Croatie - Groupe ethnique allemand en Croatie
L'insigne de membre du Groupe ethnique allemand en Croatie (Deutsche Volksgruppe in Kroatien) représente un témoignage significatif de l'histoire complexe de la minorité allemande dans les Balkans pendant la Seconde Guerre mondiale. Cet insigne documente la structure organisationnelle et l'orientation idéologique de la minorité allemande dans l'État indépendant de Croatie (Nezavisna Država Hrvatska) entre 1941 et 1945.
Les colons allemands, souvent appelés Souabes du Danube, s'étaient établis depuis le XVIIIe siècle dans diverses régions de ce qui allait devenir la Yougoslavie, notamment en Bačka, en Slavonie et en Syrmie. Ces communautés ont préservé leur langue, leur culture et leurs traditions allemandes sur plusieurs générations. Jusqu'à la Première Guerre mondiale, on estime que 500 000 à 600 000 personnes d'origine allemande vivaient dans ces régions.
Après la création du Royaume des Serbes, Croates et Slovènes en 1918 (rebaptisé Royaume de Yougoslavie en 1929), les minorités allemandes se sont de plus en plus organisées en associations culturelles et politiques. Dans les années 1930, sous l'influence de l'Allemagne nazie, l'importance du Mouvement de renouveau s'est accrue, prônant une orientation plus forte vers le Reich allemand.
Avec l'invasion de la Yougoslavie en avril 1941 et le démembrement subséquent de l'État, l'État indépendant de Croatie fut proclamé le 10 avril 1941 sous le mouvement oustachi fasciste dirigé par Ante Pavelić. Le groupe ethnique allemand devint alors une minorité officiellement reconnue avec des droits et privilèges spéciaux.
Le Groupe ethnique allemand en Croatie fut structuré comme une organisation national-socialiste étroitement organisée sous la direction de Branimir Altgayer (plus tard Viktor Knirsch). Il était directement subordonné à la Volksdeutsche Mittelstelle (VoMi) à Berlin, l'agence centrale de la SS pour tous les Allemands ethniques hors des frontières du Reich. L'organisation englobait toutes les personnes d'origine allemande sur le territoire croate et était construite sur le principe du Führer.

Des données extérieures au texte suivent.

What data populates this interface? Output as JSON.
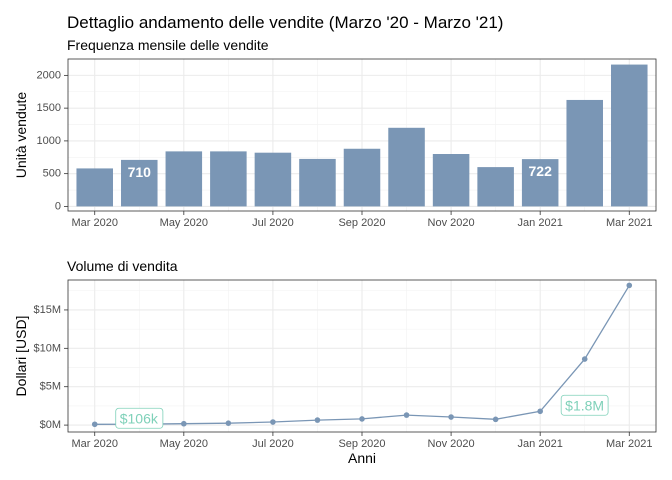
{
  "chart_data": [
    {
      "type": "bar",
      "title": "Dettaglio andamento delle vendite (Marzo '20 - Marzo '21)",
      "subtitle": "Frequenza mensile delle vendite",
      "xlabel": "",
      "ylabel": "Unità vendute",
      "ylim": [
        -70,
        2250
      ],
      "yticks": [
        0,
        500,
        1000,
        1500,
        2000
      ],
      "ytick_labels": [
        "0",
        "500",
        "1000",
        "1500",
        "2000"
      ],
      "x": [
        "2020-03",
        "2020-04",
        "2020-05",
        "2020-06",
        "2020-07",
        "2020-08",
        "2020-09",
        "2020-10",
        "2020-11",
        "2020-12",
        "2021-01",
        "2021-02",
        "2021-03"
      ],
      "values": [
        580,
        710,
        840,
        840,
        820,
        725,
        880,
        1200,
        800,
        600,
        722,
        1625,
        2165
      ],
      "xticks": [
        "2020-03",
        "2020-05",
        "2020-07",
        "2020-09",
        "2020-11",
        "2021-01",
        "2021-03"
      ],
      "xtick_labels": [
        "Mar 2020",
        "May 2020",
        "Jul 2020",
        "Sep 2020",
        "Nov 2020",
        "Jan 2021",
        "Mar 2021"
      ],
      "bar_color": "#7a96b5",
      "grid": true,
      "data_labels": [
        {
          "x": "2020-04",
          "text": "710"
        },
        {
          "x": "2021-01",
          "text": "722"
        }
      ]
    },
    {
      "type": "line",
      "subtitle": "Volume di vendita",
      "xlabel": "Anni",
      "ylabel": "Dollari [USD]",
      "ylim": [
        -0.9,
        18.9
      ],
      "yticks": [
        0,
        5,
        10,
        15
      ],
      "ytick_labels": [
        "$0M",
        "$5M",
        "$10M",
        "$15M"
      ],
      "x": [
        "2020-03",
        "2020-04",
        "2020-05",
        "2020-06",
        "2020-07",
        "2020-08",
        "2020-09",
        "2020-10",
        "2020-11",
        "2020-12",
        "2021-01",
        "2021-02",
        "2021-03"
      ],
      "values": [
        0.106,
        0.12,
        0.18,
        0.25,
        0.4,
        0.65,
        0.8,
        1.3,
        1.05,
        0.75,
        1.8,
        8.6,
        18.2
      ],
      "xticks": [
        "2020-03",
        "2020-05",
        "2020-07",
        "2020-09",
        "2020-11",
        "2021-01",
        "2021-03"
      ],
      "xtick_labels": [
        "Mar 2020",
        "May 2020",
        "Jul 2020",
        "Sep 2020",
        "Nov 2020",
        "Jan 2021",
        "Mar 2021"
      ],
      "line_color": "#7a96b5",
      "grid": true,
      "annotations": [
        {
          "x": "2020-03",
          "y": 0.106,
          "text": "$106k"
        },
        {
          "x": "2021-01",
          "y": 1.8,
          "text": "$1.8M"
        }
      ],
      "annotation_color": "#7fd1b9"
    }
  ]
}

L'insigne de membre servait de signe visible d'appartenance au groupe ethnique allemand et documentait l'adhésion formelle à cette organisation. Ces insignes étaient généralement portés sur des vêtements civils et démontraient l'affiliation idéologique avec l'Allemagne nazie. L'épingle était habituellement fabriquée en métal et présentait des éléments symboliques faisant référence à l'identité allemande et à la connexion avec le Reich.
Les membres du Groupe ethnique allemand jouissaient de privilèges considérables dans l'État oustachi. Ils étaient exemptés de certaines lois croates et avaient accès aux écoles et institutions allemandes. En même temps, de nombreux jeunes hommes furent recrutés dans la Waffen-SS, en particulier la 7e Division SS de montagne volontaire 'Prinz Eugen', établie en 1942 principalement à partir d'Allemands ethniques des Balkans.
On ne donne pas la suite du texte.